Data itu menunjukkan para pemegang kebijakan di Republik ini wajib cawe-cawe demi memastikan daerah-daerah yang dilanda kemiskinan itu bisa segera bangkit. Bukan cawe-cawe yang justru membahayakan demokrasi, yang ujung-ujungnya membuat kemiskinan kian seperti kerak nasi yang sulit diangkat. Sebagaimana rumus Sen tadi, ada korelasi amat erat antara kemiskinan dan kebebasan yang merupakan inti demokrasi.
Kalau ingin kemiskinan segera hilang, negara justru harus memastikan demokrasi berlangsung tegak. Orang menjadi miskin karena mereka tidak bisa melakukan sesuatu, karena ruang kapabilitasnya kecil, bukan karena mereka tidak memiliki sesuatu. Dengan logika itu, kesejahteraan tercipta bukan karena barang yang kita miliki, melainkan karena aktivitas yang memungkinkan kita memiliki barang tersebut.
Di sini elemen kebebasan menjadi penting. Apabila orang dibatasi hak politiknya, dibungkam, terbatas aksesnya untuk pendidikan, kesehatan, ruang kapabilitasnya menjadi kecil.
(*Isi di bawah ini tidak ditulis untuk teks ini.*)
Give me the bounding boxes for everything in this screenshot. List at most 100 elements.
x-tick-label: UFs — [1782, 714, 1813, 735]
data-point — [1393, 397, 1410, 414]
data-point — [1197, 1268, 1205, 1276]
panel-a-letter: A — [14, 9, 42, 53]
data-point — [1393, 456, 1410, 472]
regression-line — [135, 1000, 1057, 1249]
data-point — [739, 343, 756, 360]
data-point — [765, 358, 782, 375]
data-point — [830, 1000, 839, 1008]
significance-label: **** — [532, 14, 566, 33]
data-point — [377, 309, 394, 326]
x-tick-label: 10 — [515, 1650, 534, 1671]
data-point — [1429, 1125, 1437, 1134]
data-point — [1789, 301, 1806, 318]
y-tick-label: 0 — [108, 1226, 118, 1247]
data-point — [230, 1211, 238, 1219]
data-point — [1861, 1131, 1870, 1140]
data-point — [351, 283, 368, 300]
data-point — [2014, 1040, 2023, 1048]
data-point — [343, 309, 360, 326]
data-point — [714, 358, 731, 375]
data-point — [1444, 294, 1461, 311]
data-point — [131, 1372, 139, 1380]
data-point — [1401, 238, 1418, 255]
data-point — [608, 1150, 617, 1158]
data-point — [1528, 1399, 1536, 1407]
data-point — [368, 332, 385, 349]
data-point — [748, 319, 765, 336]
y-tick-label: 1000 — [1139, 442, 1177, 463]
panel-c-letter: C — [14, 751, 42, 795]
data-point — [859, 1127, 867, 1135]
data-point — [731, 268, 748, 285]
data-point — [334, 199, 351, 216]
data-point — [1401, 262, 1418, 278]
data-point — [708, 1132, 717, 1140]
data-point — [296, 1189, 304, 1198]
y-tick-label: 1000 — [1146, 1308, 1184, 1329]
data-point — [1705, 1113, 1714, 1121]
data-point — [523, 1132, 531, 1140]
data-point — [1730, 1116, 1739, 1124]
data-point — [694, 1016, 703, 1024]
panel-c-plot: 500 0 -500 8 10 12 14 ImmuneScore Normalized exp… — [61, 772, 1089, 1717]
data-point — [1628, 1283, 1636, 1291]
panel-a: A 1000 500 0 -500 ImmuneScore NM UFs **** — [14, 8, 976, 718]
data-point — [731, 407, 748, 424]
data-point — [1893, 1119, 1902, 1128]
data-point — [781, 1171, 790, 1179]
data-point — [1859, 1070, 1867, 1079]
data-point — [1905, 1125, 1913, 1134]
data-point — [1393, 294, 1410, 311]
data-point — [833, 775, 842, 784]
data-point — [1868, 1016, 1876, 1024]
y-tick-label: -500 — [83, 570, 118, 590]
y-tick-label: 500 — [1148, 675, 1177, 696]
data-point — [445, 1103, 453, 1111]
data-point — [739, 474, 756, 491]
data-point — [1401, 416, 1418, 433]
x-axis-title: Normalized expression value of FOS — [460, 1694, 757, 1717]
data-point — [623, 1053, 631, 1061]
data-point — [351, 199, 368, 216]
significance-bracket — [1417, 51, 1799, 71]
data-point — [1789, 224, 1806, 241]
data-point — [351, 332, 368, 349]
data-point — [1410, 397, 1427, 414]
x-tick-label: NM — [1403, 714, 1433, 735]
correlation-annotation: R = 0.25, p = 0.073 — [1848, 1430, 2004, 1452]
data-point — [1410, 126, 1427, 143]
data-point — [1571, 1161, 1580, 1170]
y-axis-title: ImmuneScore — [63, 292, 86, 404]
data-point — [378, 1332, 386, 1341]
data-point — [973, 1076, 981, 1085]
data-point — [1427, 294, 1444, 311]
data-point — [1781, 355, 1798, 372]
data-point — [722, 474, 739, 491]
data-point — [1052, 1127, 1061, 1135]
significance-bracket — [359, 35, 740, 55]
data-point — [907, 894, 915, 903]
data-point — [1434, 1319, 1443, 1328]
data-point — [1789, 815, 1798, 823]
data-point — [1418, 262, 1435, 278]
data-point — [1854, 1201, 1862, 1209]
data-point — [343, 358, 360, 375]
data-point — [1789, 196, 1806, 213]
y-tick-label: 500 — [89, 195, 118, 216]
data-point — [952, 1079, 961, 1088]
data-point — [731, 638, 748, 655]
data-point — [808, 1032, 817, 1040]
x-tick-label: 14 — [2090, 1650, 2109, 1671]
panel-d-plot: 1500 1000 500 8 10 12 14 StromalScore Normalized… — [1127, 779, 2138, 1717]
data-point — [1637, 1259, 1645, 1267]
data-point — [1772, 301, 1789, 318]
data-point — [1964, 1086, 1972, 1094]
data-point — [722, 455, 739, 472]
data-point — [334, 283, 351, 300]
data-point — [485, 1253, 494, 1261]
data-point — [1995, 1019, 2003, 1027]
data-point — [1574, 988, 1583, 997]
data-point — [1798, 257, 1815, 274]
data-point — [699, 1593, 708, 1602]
Menjadi terbatas. Ia tidak bisa mengembangkan dirinya. Itu sebabnya Sen melihat pentingnya kebebasan dalam pembangunan.
Bukan sebaliknya, ruang artikulasi dibatasi, pilihan alternatif dijegal, perubahan menuju perbaikan dicurigai, keberlanjutan jadi mantra suci yang seolah tidak boleh diusik walau masih menyisakan masalah di sana-sini. Kalau itu yang terus dilakukan, sampai kapan kemiskinan akan berakhir?
Seperti penggalan lirik lagu Blowing in the Wind karya Bob Dylan: ‘How many deaths will it take till he knows, that too many people have died’ (Berapa banyak kematian yang dibutuhkan, sampai dia tahu, itu terlalu banyak).